Hide Forgot
Created attachment 1524171 [details] node grafana UI
Created attachment 1524174 [details] oc adm top node output There is not large CPU usage gap from my environment, the grafana reports the CPU usage for node is about 10%-11%, oc adm top node is 11% I think the difference is allowed from grafana and oc adm top node output, if there is not large CPU usage gap from the two sides
There may be a slight difference as Grafana currently uses the node exporter metrics, which are about the entire host, whereas the prometheus-adapter (which is what serves the kubectl top nodes request) currently uses the sum of all cpu used by the cgroup hierarchy, which means non-cgroup processes are not taken into account, which could cause a very slight inconsistency. I think this is fairly minor so I'm not sure we'll get to fix this, but adding it for 4.0 and we'll see if we can make it in time.
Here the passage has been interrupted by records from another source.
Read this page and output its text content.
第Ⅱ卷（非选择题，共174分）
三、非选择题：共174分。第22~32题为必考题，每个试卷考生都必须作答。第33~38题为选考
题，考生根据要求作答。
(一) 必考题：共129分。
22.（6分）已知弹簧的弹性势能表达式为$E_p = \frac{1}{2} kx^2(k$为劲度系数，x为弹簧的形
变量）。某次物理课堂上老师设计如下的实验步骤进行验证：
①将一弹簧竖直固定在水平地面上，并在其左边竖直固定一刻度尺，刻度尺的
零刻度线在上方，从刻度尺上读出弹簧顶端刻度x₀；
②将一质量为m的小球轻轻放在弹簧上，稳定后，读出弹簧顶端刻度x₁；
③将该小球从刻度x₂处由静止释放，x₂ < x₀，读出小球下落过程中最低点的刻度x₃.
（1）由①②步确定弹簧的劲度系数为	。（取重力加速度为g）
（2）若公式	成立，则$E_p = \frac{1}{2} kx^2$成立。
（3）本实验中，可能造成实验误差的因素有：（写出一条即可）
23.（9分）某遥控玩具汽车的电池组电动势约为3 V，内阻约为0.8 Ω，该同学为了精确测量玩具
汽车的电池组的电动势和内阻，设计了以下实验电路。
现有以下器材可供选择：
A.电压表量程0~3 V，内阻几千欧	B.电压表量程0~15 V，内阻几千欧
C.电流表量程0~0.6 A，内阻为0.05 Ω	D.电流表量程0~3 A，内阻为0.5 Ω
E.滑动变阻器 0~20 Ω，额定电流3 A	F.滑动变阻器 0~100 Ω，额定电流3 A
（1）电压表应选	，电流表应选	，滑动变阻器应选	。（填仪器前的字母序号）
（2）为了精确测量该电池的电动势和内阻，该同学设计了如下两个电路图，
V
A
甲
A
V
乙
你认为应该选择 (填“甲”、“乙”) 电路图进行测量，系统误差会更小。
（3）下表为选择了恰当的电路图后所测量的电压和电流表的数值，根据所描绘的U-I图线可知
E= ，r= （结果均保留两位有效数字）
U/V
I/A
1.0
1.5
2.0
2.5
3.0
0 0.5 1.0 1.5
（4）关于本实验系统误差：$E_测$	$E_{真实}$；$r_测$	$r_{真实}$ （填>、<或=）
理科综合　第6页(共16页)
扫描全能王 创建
This issue is VERY similar to https://bugzilla.redhat.com/show_bug.cgi?id=1456856 which caused a lot of consternation with our customers who used this product to monitor their OpenShift environment and or applications. While those of us who understand what and how things are being collected, it's easy to explain away, however, if your expecting one thing and get something different you are dismayed by the results. You can fix this with docs (by clearly detailing what people will see and why), however, to date I have never seen this be done well. The reason for that is not because it can't be documented or documented well, its more in documenting this in this way is complicated and hard to explain (on paper). In short, we need the tool to do what people expect (and document that as simple as possible).
(In reply to Frederic Branczyk from comment #5) > There may be a slight difference as Grafana currently uses the node exporter > metrics, which are about the entire host, whereas the prometheus-adapter > (which is what serves the kubectl top nodes request) currently uses the sum > of all cpu used by the cgroup hierarchy, which means non-cgroup processes > are not taken into account, which could cause a very slight inconsistency. I > think this is fairly minor so I'm not sure we'll get to fix this, but adding > it for 4.0 and we'll see if we can make it in time. I sugget to set the target as 4.0.z if we won't fix it in 4.0
As already mentioned before, this is a duplicate of https://bugzilla.redhat.com/show_bug.cgi?id=1669410, which has been fixed as of https://github.com/openshift/cluster-monitoring-operator/pull/272. Moving to modified (but also feel free to mark as duplicate as I just did the same for 1669410).
https://bugzilla.redhat.com/show_bug.cgi?id=1669410 has been verified. Moving this to modified, but feel free to close as duplicate.
*** This bug has been marked as a duplicate of bug 1669410 ***